Surat itu dikeluarkan Bapenda sekitar Februari 2019 dan masa berlakunya sudah habis pada September 2019. Surat itu bersifat uji coba untuk melihat potensi pendapatan dari pengelolaan parkir minimarket di Kota Bekasi.
Wali Kota Bekasi Rahmat Effendi menambahkan, pihaknya melibatkan masyarakat dengan tujuan ada pemberdayaan untuk meningkatkan produktivitas tenaga kerja bagi masyarakat melalui sektor nonformal. Pemberdayaan itu berlaku untuk semua orang. ”Itu namanya fungsi pemerintah untuk memanfaatkan komponen yang ada di Bekasi,” kata Rahmat.
Rahmat menjelaskan, surat tugas biasanya berupa mandat yang diberikan kepada orang per orang atau lembaga dalam periodesasi satu bulan. Jangka waktu satu bulan dipilih dengan tujuan memudahkan evaluasi jika tidak berjalan baik.
”Kalau kemarin surat tugas pengelolaan parkir di minimarket (Narogong) masih berlaku tidak, kalau tidak lagi berarti itu hanya kertas yang tidak ada manfaatnya,” ujar Rahmat.
Ketua Ormas Gabungan Inisiatif Barisan Anak Siliwangi (GIBAS) Kota Bekasi Deni M Ali, dihubungi terpisah, mengatakan, surat tugas itu diberikan oleh orang per orang, tetapi atas pengajuan ormas. Tujuannya, mereka ingin membantu pemerintah memberdayakan masyarakat yang tidak mempunyai penghasilan. ”Nah, kami memberikan kesempatan kepada mereka daripada mereka hanya nongkrong-nongkrong. Paling tidak bisa jadi juru parkir,” kata Deni.
Ia menambahkan, pihaknya juga sama sekali tidak mendapatkan sedikit pun jatah parkir dari pemerintah. Hasil dari penarikan biaya parkir diserahkan sendiri oleh tukang parkir kepada Bapenda.
”Jadi, kami niatnya untuk bantu pemerintah. Kedua, Kota Bekasi bukan kota preman. Ormas itu sah secara hukum karena kami punya SK pembentukan yang dikeluarkan langsung Kementerian Hukum dan Hak Asasi Manusia,” ujarnya.

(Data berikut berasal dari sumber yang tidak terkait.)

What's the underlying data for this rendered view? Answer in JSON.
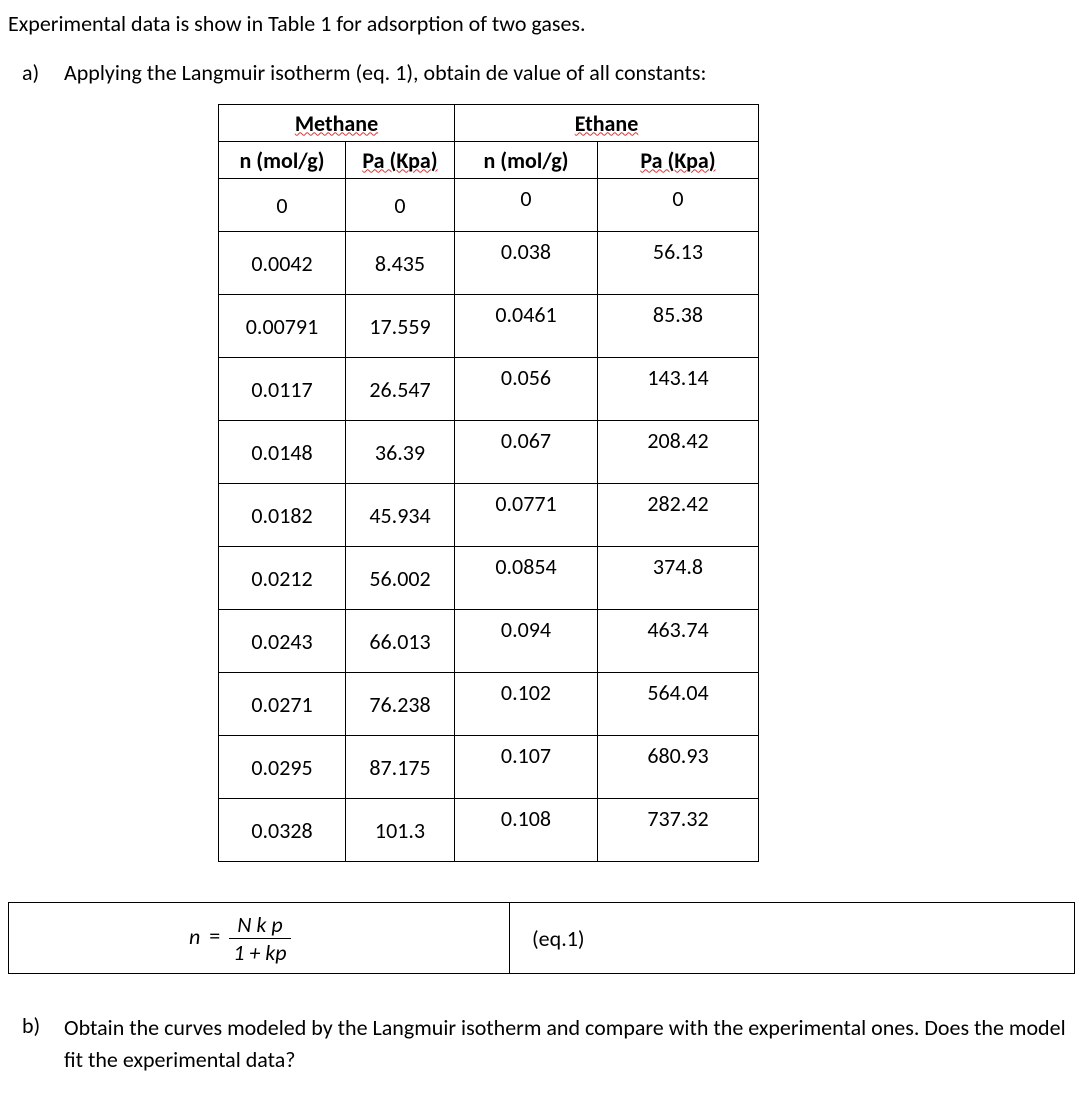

Seperti diketahui, kasus ini mencuat setelah ada sejumlah video yang viral di media sosial. Dalam video itu tampak sejumlah ormas diduga mengintimidasi pengelola minimarket dalam hal pengelolaan parkir. Kejadian itu terjadi pada 23 Oktober 2019.
Harus transparan
Pengamat kebijakan publik Universitas Islam 45 Bekasi, Adi Susila, mengatakan, pengelolaan parkir dari sisi kebijakan memungkinkan untuk dikelola oleh masyarakat. Namun, dalam pengelolaannya harus berdasarkan ketentuan hukum yang berlaku.
”Substansinya sekarang itu trennya seperti itu. Jadi, pemerintah berkolaborasi dengan masyarakat dan pihak swasta,” kata Adi, saat dihubungi terpisah, Selasa, di Bekasi.

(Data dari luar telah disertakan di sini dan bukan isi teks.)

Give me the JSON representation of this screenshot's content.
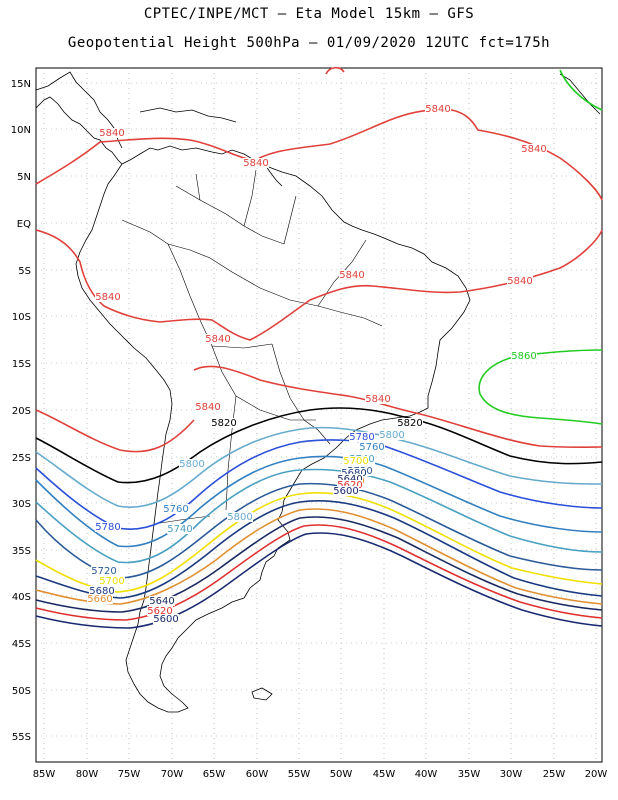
{
  "title_line1": "CPTEC/INPE/MCT –  Eta Model 15km – GFS",
  "title_line2": "Geopotential Height 500hPa – 01/09/2020 12UTC fct=175h",
  "lat_labels": [
    "15N",
    "10N",
    "5N",
    "EQ",
    "5S",
    "10S",
    "15S",
    "20S",
    "25S",
    "30S",
    "35S",
    "40S",
    "45S",
    "50S",
    "55S"
  ],
  "lon_labels": [
    "85W",
    "80W",
    "75W",
    "70W",
    "65W",
    "60W",
    "55W",
    "50W",
    "45W",
    "40W",
    "35W",
    "30W",
    "25W",
    "20W"
  ],
  "contours": [
    {
      "label": "5840",
      "color": "#e0403a",
      "labels": [
        "5840",
        "5840",
        "5840",
        "5840",
        "5840",
        "5840",
        "5840",
        "5840",
        "5840",
        "5840"
      ]
    },
    {
      "label": "5860",
      "color": "#22cc22",
      "labels": [
        "5860"
      ]
    },
    {
      "label": "5820",
      "color": "#000000",
      "labels": [
        "5820",
        "5820"
      ]
    },
    {
      "label": "5800",
      "color": "#66aacc",
      "labels": [
        "5800",
        "5800",
        "5800"
      ]
    },
    {
      "label": "5780",
      "color": "#2a4fd8",
      "labels": [
        "5780",
        "5780"
      ]
    },
    {
      "label": "5760",
      "color": "#3380c0",
      "labels": [
        "5760",
        "5760"
      ]
    },
    {
      "label": "5740",
      "color": "#4aa0c0",
      "labels": [
        "5740",
        "5740"
      ]
    },
    {
      "label": "5720",
      "color": "#2a5a98",
      "labels": [
        "5720",
        "5720"
      ]
    },
    {
      "label": "5700",
      "color": "#f0e000",
      "labels": [
        "5700",
        "5700"
      ]
    },
    {
      "label": "5680",
      "color": "#1a3a80",
      "labels": [
        "5680",
        "5680"
      ]
    },
    {
      "label": "5660",
      "color": "#e09030",
      "labels": [
        "5660",
        "5660"
      ]
    },
    {
      "label": "5640",
      "color": "#1a2a60",
      "labels": [
        "5640",
        "5640"
      ]
    },
    {
      "label": "5620",
      "color": "#e03030",
      "labels": [
        "5620",
        "5620"
      ]
    },
    {
      "label": "5600",
      "color": "#1a2a70",
      "labels": [
        "5600",
        "5600"
      ]
    }
  ]
}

Adi menambahkan, yang perlu diperhatikan saat ada kolaborasi yakni teknis pelaksanaan. Sebab, dalam pelaksanaannya, sering kali muncul peluang terjadinya penyimpangan. Jika pelaksanaannya buruk, dikhawatirkan uang dari pengelolaan parkir minimarket tidak sampai ke kas daerah.

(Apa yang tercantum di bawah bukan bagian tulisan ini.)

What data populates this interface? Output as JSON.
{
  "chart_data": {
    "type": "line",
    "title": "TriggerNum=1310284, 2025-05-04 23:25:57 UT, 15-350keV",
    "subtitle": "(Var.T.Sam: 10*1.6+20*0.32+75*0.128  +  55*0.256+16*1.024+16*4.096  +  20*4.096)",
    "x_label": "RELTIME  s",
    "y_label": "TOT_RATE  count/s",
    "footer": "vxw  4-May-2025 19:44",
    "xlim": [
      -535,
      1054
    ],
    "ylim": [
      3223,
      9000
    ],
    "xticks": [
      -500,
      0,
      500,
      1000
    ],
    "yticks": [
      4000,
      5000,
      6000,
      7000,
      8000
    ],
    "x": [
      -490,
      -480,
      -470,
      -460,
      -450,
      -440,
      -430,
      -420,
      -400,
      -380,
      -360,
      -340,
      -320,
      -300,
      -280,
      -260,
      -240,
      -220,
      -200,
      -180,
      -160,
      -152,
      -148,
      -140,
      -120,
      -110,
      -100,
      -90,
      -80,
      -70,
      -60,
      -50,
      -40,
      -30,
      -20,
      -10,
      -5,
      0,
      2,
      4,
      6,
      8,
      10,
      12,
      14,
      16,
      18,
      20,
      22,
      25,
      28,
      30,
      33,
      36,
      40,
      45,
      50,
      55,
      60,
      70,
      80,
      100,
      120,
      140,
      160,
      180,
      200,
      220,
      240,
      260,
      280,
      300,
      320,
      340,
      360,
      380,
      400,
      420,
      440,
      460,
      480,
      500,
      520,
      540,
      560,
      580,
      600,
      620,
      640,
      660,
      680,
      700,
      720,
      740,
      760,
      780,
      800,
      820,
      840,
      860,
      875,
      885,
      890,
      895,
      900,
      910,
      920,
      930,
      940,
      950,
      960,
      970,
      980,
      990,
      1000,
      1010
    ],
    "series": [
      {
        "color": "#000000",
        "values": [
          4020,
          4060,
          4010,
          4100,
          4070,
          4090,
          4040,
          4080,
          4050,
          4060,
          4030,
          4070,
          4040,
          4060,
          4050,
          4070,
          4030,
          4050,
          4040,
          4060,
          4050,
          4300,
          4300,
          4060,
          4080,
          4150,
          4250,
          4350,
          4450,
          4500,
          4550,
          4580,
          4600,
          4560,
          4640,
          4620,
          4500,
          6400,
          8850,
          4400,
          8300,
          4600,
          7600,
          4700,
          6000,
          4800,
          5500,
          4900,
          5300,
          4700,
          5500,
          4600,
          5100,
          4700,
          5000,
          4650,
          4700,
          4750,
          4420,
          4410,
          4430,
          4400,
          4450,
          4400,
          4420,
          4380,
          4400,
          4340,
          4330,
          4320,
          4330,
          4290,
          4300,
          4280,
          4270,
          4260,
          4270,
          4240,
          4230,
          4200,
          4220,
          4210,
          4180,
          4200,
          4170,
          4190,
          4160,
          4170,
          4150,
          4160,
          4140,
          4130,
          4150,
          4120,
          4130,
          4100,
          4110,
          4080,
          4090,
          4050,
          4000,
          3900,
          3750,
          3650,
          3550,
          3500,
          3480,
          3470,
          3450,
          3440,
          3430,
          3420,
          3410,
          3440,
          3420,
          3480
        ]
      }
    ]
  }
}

”Jadi, sistemnya harus diperbaiki dulu supaya tidak bocor. Ini harus dikelola secara good governance atau tata kelola pemerintah yang baik. Misalnya, dengan sistem pelelangan,” katanya.
Sistem pelelangan itu, kata Adi, dilakukan pemerintah dengan dibuka secara luas agar diketahui masyarakat. ”Jadi, masyarakat bisa mengajukan diri dengan melengkapi persyaratan yang ditetapkan pemerintah. Tidak bisa tiba-tiba menunjuk satu kelompok karena itu bisa masuk kategori KKN,” ucap Adi.